More articles Wednesday 16 October 2013 3:45pm
Eleanor Catton becomes the Man Booker Prize’s youngest winner
Eleanor Catton has made literary history by becoming the youngest ever winner of the Man Booker Prize.
28 year old Catton, who hails from New Zealand, picked up the prestigious fiction award for her Victorian murder mystery The Luminaries which, at 832 pages, is also the longest ever Man Booker winner.
Set in 19th Century New Zealand during the gold rush, and following a cast of characters which includes an opium trafficker, a fortune-teller and a jailer, The Luminaries has been praised as much for its ingenious structure as it has for its gripping storyline and intriguing plots. Deeply inspired by astrological principles, the progression of the story mimics the waning of the moon, with each of the twelve chapters being half the size of its predecessor, while the characters interact with one another according to predetermined heavenly patterns.

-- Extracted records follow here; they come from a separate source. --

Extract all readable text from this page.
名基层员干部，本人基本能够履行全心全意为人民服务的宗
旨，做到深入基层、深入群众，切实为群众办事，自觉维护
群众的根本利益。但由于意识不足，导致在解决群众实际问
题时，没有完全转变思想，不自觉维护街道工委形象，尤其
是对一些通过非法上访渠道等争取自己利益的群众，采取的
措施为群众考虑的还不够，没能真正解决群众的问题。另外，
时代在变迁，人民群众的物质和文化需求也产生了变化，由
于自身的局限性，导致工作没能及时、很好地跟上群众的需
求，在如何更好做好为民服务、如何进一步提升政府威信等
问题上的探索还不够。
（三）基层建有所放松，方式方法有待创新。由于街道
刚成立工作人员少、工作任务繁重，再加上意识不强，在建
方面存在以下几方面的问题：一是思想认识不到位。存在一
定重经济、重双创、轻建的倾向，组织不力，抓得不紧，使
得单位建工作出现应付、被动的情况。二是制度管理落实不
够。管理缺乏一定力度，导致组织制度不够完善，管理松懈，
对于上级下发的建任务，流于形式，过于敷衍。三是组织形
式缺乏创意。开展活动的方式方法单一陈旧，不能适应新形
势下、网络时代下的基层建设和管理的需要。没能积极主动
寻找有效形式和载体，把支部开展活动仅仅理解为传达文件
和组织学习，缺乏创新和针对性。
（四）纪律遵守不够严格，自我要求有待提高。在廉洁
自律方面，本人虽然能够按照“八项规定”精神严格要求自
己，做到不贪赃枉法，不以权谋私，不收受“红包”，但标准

The chair of judges Robert Macfarlane described the book as a ‘dazzling work, luminous, vast’ and ‘a book you sometimes feel lost in’.
Catton collected the £50,000 prize at a glittering ceremony in London yesterday. Speaking about the moment she was announced as the winner she said ‘it almost seemed like the rest of the room ceased to exist’.
We were thrilled to welcome Eleanor to the Edinburgh International Book Festival this August when she spoke about her work alongside debut novelist Hannah Kent.